William Newland Welsby (bapt. 3 January 1802 – 1 July 1864) was a legal writer who was born in Acton, Cheshire about 1802, was the only son of William Welsby of the Middle Temple, gentleman.

He was admitted as a pensioner at St. John's College, Cambridge, on 28 October 1818, and graduated B.A. in 1823 and M.A. in 1827. On 22 April 1823 he was admitted as student at the Middle Temple, and was called to the bar on 10 November 1826. He went the North Wales and Chester circuit, and in 1841 was appointed recorder of that city. For many years he reported in the court of exchequer, and he was junior counsel to the treasury. He enjoyed the reputation of being an accomplished scholar and lawyer, but his exertions overtaxed his strength, and on 1 July 1864 he died at 19 Holland Villas Road, Kensington, aged 61. He was married, but had no children.

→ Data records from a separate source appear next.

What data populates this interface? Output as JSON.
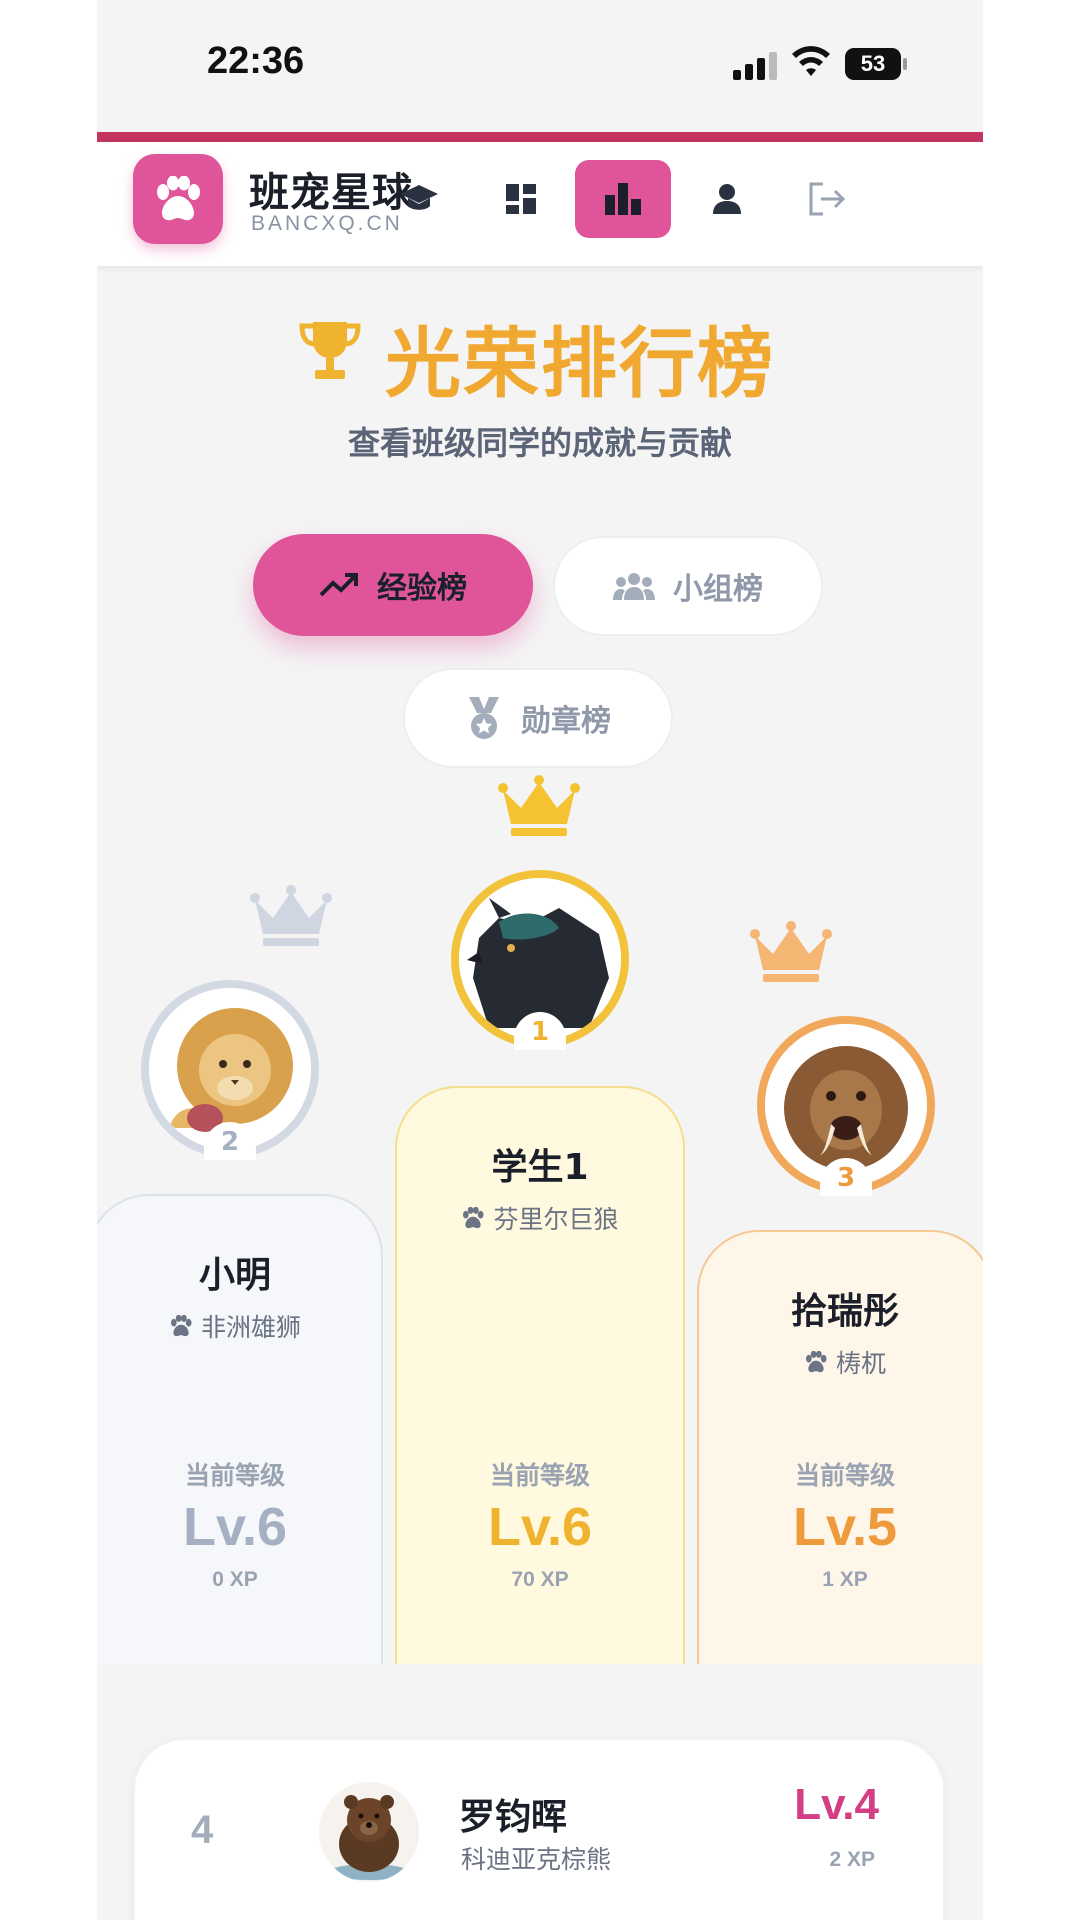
{
  "status_bar": {
    "time": "22:36",
    "battery": "53"
  },
  "header": {
    "brand_title": "班宠星球",
    "brand_subtitle": "BANCXQ.CN",
    "nav": [
      {
        "icon": "graduation-cap-icon",
        "active": false
      },
      {
        "icon": "dashboard-icon",
        "active": false
      },
      {
        "icon": "bar-chart-icon",
        "active": true
      },
      {
        "icon": "user-icon",
        "active": false
      },
      {
        "icon": "logout-icon",
        "active": false
      }
    ],
    "accent_color": "#e0559a"
  },
  "page": {
    "title": "光荣排行榜",
    "subtitle": "查看班级同学的成就与贡献",
    "title_color": "#f0a830"
  },
  "tabs": [
    {
      "label": "经验榜",
      "icon": "trending-up-icon",
      "active": true
    },
    {
      "label": "小组榜",
      "icon": "users-icon",
      "active": false
    },
    {
      "label": "勋章榜",
      "icon": "medal-icon",
      "active": false
    }
  ],
  "podium": {
    "level_label": "当前等级",
    "first": {
      "rank": "1",
      "name": "学生1",
      "species": "芬里尔巨狼",
      "level": "Lv.6",
      "xp": "70 XP",
      "color": "#f0b330"
    },
    "second": {
      "rank": "2",
      "name": "小明",
      "species": "非洲雄狮",
      "level": "Lv.6",
      "xp": "0 XP",
      "color": "#a5b0c2"
    },
    "third": {
      "rank": "3",
      "name": "拾瑞彤",
      "species": "梼杌",
      "level": "Lv.5",
      "xp": "1 XP",
      "color": "#ef9a3c"
    }
  },
  "list": [
    {
      "rank": "4",
      "name": "罗钧晖",
      "species": "科迪亚克棕熊",
      "level": "Lv.4",
      "xp": "2 XP"
    }
  ]
}
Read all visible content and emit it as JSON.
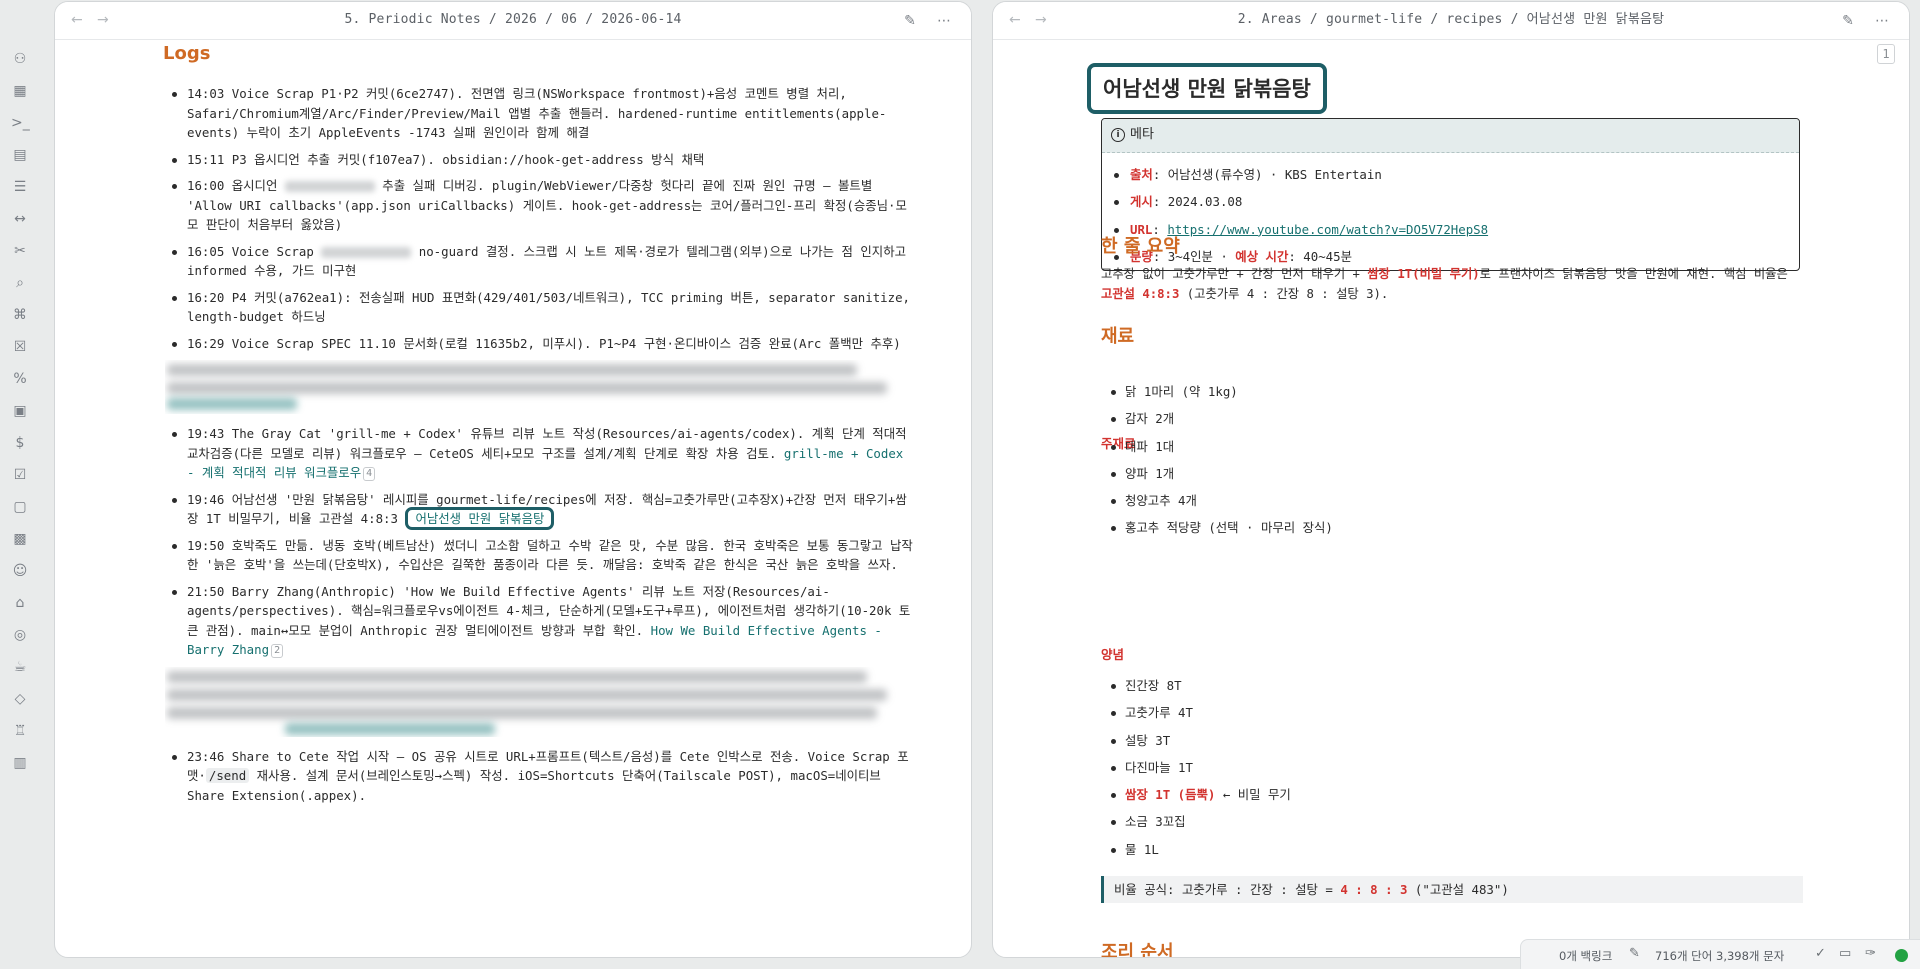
{
  "ribbon": {
    "icons": [
      "graph-icon",
      "dashboard-icon",
      "terminal-icon",
      "layout-icon",
      "list-icon",
      "arrows-icon",
      "tools-icon",
      "search-icon",
      "tag-icon",
      "x-box-icon",
      "percent-icon",
      "file-search-icon",
      "dollar-icon",
      "checkbox-icon",
      "file-check-icon",
      "image-icon",
      "face-icon",
      "graduation-icon",
      "compass-icon",
      "cup-icon",
      "bookmark-tag-icon",
      "robot-icon",
      "calendar-icon"
    ]
  },
  "left_pane": {
    "breadcrumb": "5. Periodic Notes / 2026 / 06 / 2026-06-14",
    "heading": "Logs",
    "entries": [
      "14:03 Voice Scrap P1·P2 커밋(6ce2747). 전면앱 링크(NSWorkspace frontmost)+음성 코멘트 병렬 처리, Safari/Chromium계열/Arc/Finder/Preview/Mail 앱별 추출 핸들러. hardened-runtime entitlements(apple-events) 누락이 초기 AppleEvents -1743 실패 원인이라 함께 해결",
      "15:11 P3 옵시디언 추출 커밋(f107ea7). obsidian://hook-get-address 방식 채택",
      "16:00 옵시디언",
      "추출 실패 디버깅. plugin/WebViewer/다중창 헛다리 끝에 진짜 원인 규명 — 볼트별 'Allow URI callbacks'(app.json uriCallbacks) 게이트. hook-get-address는 코어/플러그인-프리 확정(승종님·모모 판단이 처음부터 옳았음)",
      "16:05 Voice Scrap",
      "no-guard 결정. 스크랩 시 노트 제목·경로가 텔레그램(외부)으로 나가는 점 인지하고 informed 수용, 가드 미구현",
      "16:20 P4 커밋(a762ea1): 전송실패 HUD 표면화(429/401/503/네트워크), TCC priming 버튼, separator sanitize, length-budget 하드닝",
      "16:29 Voice Scrap SPEC 11.10 문서화(로컬 11635b2, 미푸시). P1~P4 구현·온디바이스 검증 완료(Arc 폴백만 추후)",
      "19:43 The Gray Cat 'grill-me + Codex' 유튜브 리뷰 노트 작성(Resources/ai-agents/codex). 계획 단계 적대적 교차검증(다른 모델로 리뷰) 워크플로우 — CeteOS 세티+모모 구조를 설계/계획 단계로 확장 차용 검토.",
      "grill-me + Codex - 계획 적대적 리뷰 워크플로우",
      "4",
      "19:46 어남선생 '만원 닭볶음탕' 레시피를 gourmet-life/recipes에 저장. 핵심=고춧가루만(고추장X)+간장 먼저 태우기+쌈장 1T 비밀무기, 비율 고관설 4:8:3",
      "어남선생 만원 닭볶음탕",
      "19:50 호박죽도 만듦. 냉동 호박(베트남산) 썼더니 고소함 덜하고 수박 같은 맛, 수분 많음. 한국 호박죽은 보통 동그랗고 납작한 '늙은 호박'을 쓰는데(단호박X), 수입산은 길쭉한 품종이라 다른 듯. 깨달음: 호박죽 같은 한식은 국산 늙은 호박을 쓰자.",
      "21:50 Barry Zhang(Anthropic) 'How We Build Effective Agents' 리뷰 노트 저장(Resources/ai-agents/perspectives). 핵심=워크플로우vs에이전트 4-체크, 단순하게(모델+도구+루프), 에이전트처럼 생각하기(10-20k 토큰 관점). main↔모모 분업이 Anthropic 권장 멀티에이전트 방향과 부합 확인.",
      "How We Build Effective Agents - Barry Zhang",
      "2",
      "23:46 Share to Cete 작업 시작 — OS 공유 시트로 URL+프롬프트(텍스트/음성)를 Cete 인박스로 전송. Voice Scrap 포맷·",
      "/send",
      "재사용. 설계 문서(브레인스토밍→스펙) 작성. iOS=Shortcuts 단축어(Tailscale POST), macOS=네이티브 Share Extension(.appex)."
    ]
  },
  "right_pane": {
    "breadcrumb": "2. Areas / gourmet-life / recipes / 어남선생 만원 닭볶음탕",
    "page_number": "1",
    "title": "어남선생 만원 닭볶음탕",
    "callout_title": "메타",
    "meta": [
      {
        "key": "출처",
        "value": ": 어남선생(류수영) · KBS Entertain"
      },
      {
        "key": "게시",
        "value": ": 2024.03.08"
      },
      {
        "key": "URL",
        "value": "https://www.youtube.com/watch?v=DO5V72HepS8"
      },
      {
        "key": "분량",
        "value": ": 3~4인분 · ",
        "key2": "예상 시간",
        "value2": ": 40~45분"
      }
    ],
    "summary_heading": "한 줄 요약",
    "summary_a": "고추장 없이 고춧가루만 + 간장 먼저 태우기 + ",
    "summary_b": "쌈장 1T(비밀 무기)",
    "summary_c": "로 프랜차이즈 닭볶음탕 맛을 만원에 재현. 핵심 비율은 ",
    "summary_d": "고관설 4:8:3",
    "summary_e": " (고춧가루 4 : 간장 8 : 설탕 3).",
    "ingredients_heading": "재료",
    "main_sub": "주재료",
    "main_items": [
      "닭 1마리 (약 1kg)",
      "감자 2개",
      "대파 1대",
      "양파 1개",
      "청양고추 4개",
      "홍고추 적당량 (선택 · 마무리 장식)"
    ],
    "sauce_sub": "양념",
    "sauce_items": [
      "진간장 8T",
      "고춧가루 4T",
      "설탕 3T",
      "다진마늘 1T"
    ],
    "sauce_special_a": "쌈장 1T (듬뿍)",
    "sauce_special_b": " ← 비밀 무기",
    "sauce_items2": [
      "소금 3꼬집",
      "물 1L"
    ],
    "formula_a": "비율 공식: 고춧가루 : 간장 : 설탕 = ",
    "formula_b": "4 : 8 : 3",
    "formula_c": " (\"고관설 483\")",
    "steps_heading": "조리 순서"
  },
  "status_bar": {
    "backlinks": "0개 백링크",
    "counts": "716개 단어 3,398개 문자"
  },
  "colors": {
    "accent_orange": "#cf6a24",
    "accent_red": "#d2332f",
    "link_teal": "#16706f",
    "highlight_border": "#1e5e66"
  }
}
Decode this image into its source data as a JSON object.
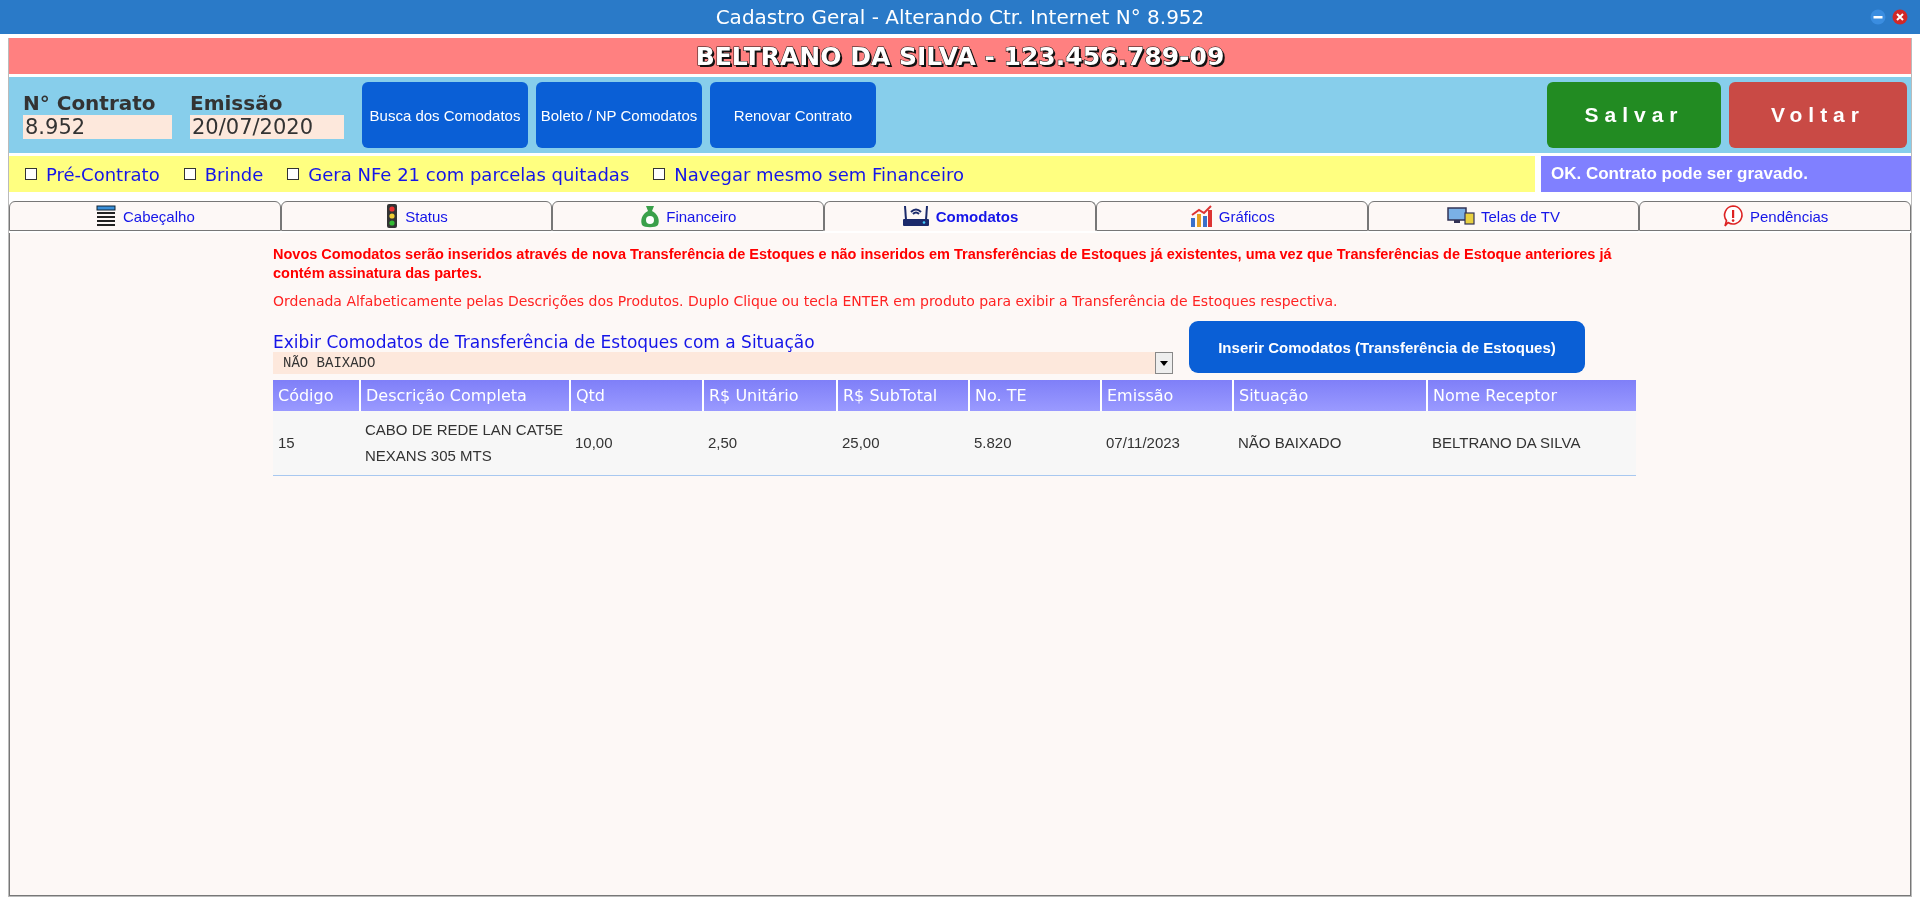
{
  "window": {
    "title": "Cadastro Geral - Alterando Ctr. Internet N° 8.952"
  },
  "banner": "BELTRANO DA SILVA - 123.456.789-09",
  "fields": [
    {
      "label": "N° Contrato",
      "value": "8.952"
    },
    {
      "label": "Emissão",
      "value": "20/07/2020"
    }
  ],
  "toolbar_buttons": [
    "Busca dos Comodatos",
    "Boleto / NP Comodatos",
    "Renovar Contrato"
  ],
  "action_buttons": [
    {
      "label": "Salvar",
      "kind": "save"
    },
    {
      "label": "Voltar",
      "kind": "back"
    }
  ],
  "options": [
    {
      "label": "Pré-Contrato",
      "checked": false
    },
    {
      "label": "Brinde",
      "checked": false
    },
    {
      "label": "Gera NFe 21 com parcelas quitadas",
      "checked": false
    },
    {
      "label": "Navegar mesmo sem Financeiro",
      "checked": false
    }
  ],
  "status_message": "OK. Contrato pode ser gravado.",
  "tabs": [
    {
      "label": "Cabeçalho",
      "selected": false
    },
    {
      "label": "Status",
      "selected": false
    },
    {
      "label": "Financeiro",
      "selected": false
    },
    {
      "label": "Comodatos",
      "selected": true
    },
    {
      "label": "Gráficos",
      "selected": false
    },
    {
      "label": "Telas de TV",
      "selected": false
    },
    {
      "label": "Pendências",
      "selected": false
    }
  ],
  "notice": "Novos Comodatos serão inseridos através de nova Transferência de Estoques e não inseridos em Transferências de Estoques já existentes, uma vez que Transferências de Estoque anteriores já contém assinatura das partes.",
  "hint": "Ordenada Alfabeticamente pelas Descrições dos Produtos. Duplo Clique ou tecla ENTER em produto para exibir a Transferência de Estoques respectiva.",
  "filter": {
    "label": "Exibir Comodatos de Transferência de Estoques com a Situação",
    "value": "NÃO BAIXADO"
  },
  "insert_button": "Inserir Comodatos (Transferência de Estoques)",
  "table": {
    "columns": [
      "Código",
      "Descrição Completa",
      "Qtd",
      "R$ Unitário",
      "R$ SubTotal",
      "No. TE",
      "Emissão",
      "Situação",
      "Nome Receptor"
    ],
    "rows": [
      [
        "15",
        "CABO DE REDE LAN CAT5E NEXANS 305 MTS",
        "10,00",
        "2,50",
        "25,00",
        "5.820",
        "07/11/2023",
        "NÃO BAIXADO",
        "BELTRANO DA SILVA"
      ]
    ]
  }
}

Welsby edited, with Roger Meeson, seventeen volumes of "Exchequer Reports", beginning with 1837, and collaborated with E. T. Hurlstone and J. Gordon in nine subsequent volumes ranging from 1849. In conjunction with John Horatio Lloyd he published in three parts "Reports of Mercantile Cases in the Courts of Common Law" in 1829 and 1830, and he edited with Edward Beavan the second edition of Chitty's "Collection of Statutes" (1851–4, 4 vols.), superintending also the third edition, which appeared in 1865, after his death. The fourth volume in the twenty-first edition of Blackstone's "Commentaries" (1844) was edited by him, and the whole set, with notes adapting it to the use of the student in America, was issued at New York in 1847. The other works published under his editorship comprised J. F. Archbold's "Summary of the Law on Pleading and Evidence in Criminal Cases" (10th edit. 1846, 15th edit. 1862); Dr. Joseph Bateman's "General Turnpike Road Acts" (1854), and his "General Highway Acts" (1863); Sir John Jervis' "Treatise on Office of Coroners" (1854, reissued by C. W. Lovesy in 1866); Sir Christopher Rawlinson's "Municipal Corporation Act" (2nd, 3rd and 4th edit. 1850, 1856, and 1863); and he revised the second edition of Sir W. H. Watson's "Treatise on the Office of Sheriff" (2nd edit, 1848). Welsby also edited a volume containing sixteen admirable Lives of Eminent English Judges of the Seventeenth and Eighteenth Centuries, which originally came out in the Law Magazine; nine of them were from his pen.